#FINAL EXPORT (BEST MODEL)

In [6]:
from pathlib import Path
import subprocess

ROOT = Path(subprocess.check_output(["git", "rev-parse", "--show-toplevel"]).decode().strip())


In [7]:

# # FINAL EXPORT (BEST MODEL) — NN baseline without rolling7 (Kaggle ~0.19488)

# %%
import pandas as pd
import numpy as np

from sklearn.compose import ColumnTransformer
from sklearn.preprocessing import OneHotEncoder, StandardScaler
from sklearn.metrics import mean_absolute_percentage_error

import tensorflow as tf
from tensorflow import keras

# 1) Load data


train_path = ROOT / "data" / "processed" / "df_train_data_cleaned.csv"
val_path   = ROOT / "data" / "processed" / "df_validation_data_cleaned.csv"
test_path  = ROOT / "data" / "processed" / "df_test_data_cleaned.csv"

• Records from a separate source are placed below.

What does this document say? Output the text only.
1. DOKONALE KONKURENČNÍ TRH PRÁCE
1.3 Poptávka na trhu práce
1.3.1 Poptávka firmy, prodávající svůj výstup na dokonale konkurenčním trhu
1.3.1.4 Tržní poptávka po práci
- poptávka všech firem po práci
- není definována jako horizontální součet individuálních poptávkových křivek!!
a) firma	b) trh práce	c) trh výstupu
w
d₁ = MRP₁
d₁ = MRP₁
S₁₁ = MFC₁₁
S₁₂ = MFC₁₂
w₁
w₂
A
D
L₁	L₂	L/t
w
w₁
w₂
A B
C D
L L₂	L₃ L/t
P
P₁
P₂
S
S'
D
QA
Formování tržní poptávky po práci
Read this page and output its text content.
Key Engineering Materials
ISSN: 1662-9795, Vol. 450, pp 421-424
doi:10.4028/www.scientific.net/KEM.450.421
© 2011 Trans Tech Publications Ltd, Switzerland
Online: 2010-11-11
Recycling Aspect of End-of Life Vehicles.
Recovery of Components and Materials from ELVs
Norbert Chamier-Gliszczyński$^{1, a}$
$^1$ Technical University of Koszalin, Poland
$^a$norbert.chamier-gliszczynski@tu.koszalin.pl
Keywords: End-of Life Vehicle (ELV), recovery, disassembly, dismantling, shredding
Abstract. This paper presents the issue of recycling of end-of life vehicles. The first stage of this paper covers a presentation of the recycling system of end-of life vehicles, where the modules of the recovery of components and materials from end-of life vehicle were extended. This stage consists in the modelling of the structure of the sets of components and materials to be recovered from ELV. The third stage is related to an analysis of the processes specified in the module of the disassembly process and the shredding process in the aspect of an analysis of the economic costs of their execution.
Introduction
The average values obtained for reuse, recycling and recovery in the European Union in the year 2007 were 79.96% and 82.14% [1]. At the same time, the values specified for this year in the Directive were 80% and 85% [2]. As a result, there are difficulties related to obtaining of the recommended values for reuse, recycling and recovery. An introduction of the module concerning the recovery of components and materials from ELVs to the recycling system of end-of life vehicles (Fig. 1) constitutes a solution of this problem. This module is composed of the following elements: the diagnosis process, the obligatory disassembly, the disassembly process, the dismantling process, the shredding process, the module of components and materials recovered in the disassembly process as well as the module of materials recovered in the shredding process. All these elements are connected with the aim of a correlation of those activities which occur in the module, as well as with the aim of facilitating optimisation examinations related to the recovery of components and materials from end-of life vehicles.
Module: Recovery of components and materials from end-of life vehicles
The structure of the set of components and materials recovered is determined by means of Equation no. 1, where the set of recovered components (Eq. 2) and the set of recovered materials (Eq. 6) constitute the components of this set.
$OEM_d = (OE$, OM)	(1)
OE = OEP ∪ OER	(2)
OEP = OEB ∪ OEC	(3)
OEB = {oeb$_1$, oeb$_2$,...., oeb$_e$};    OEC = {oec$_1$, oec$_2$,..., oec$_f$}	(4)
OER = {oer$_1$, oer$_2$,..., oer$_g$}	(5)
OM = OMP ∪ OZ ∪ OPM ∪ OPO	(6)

df_train = pd.read_csv(train_path)
df_val   = pd.read_csv(val_path)
df_test  = pd.read_csv(test_path)

for df in (df_train, df_val, df_test):
    df["Datum"] = pd.to_datetime(df["Datum"], errors="coerce")

target = "Umsatz_umsatz"

# 2) Split X/y
X_train = df_train.drop(columns=[target, "Datum"])
y_train = df_train[target].astype(float)

X_val = df_val.drop(columns=[target, "Datum"])
y_val = df_val[target].astype(float)

# test has no target
X_test = df_test.drop(columns=["Datum"])

# 3) Drop rolling7 (best model)
drop_cols = ["umsatz_rolling7"]
X_train = X_train.drop(columns=drop_cols, errors="ignore")
X_val   = X_val.drop(columns=drop_cols, errors="ignore")
X_test  = X_test.drop(columns=drop_cols, errors="ignore")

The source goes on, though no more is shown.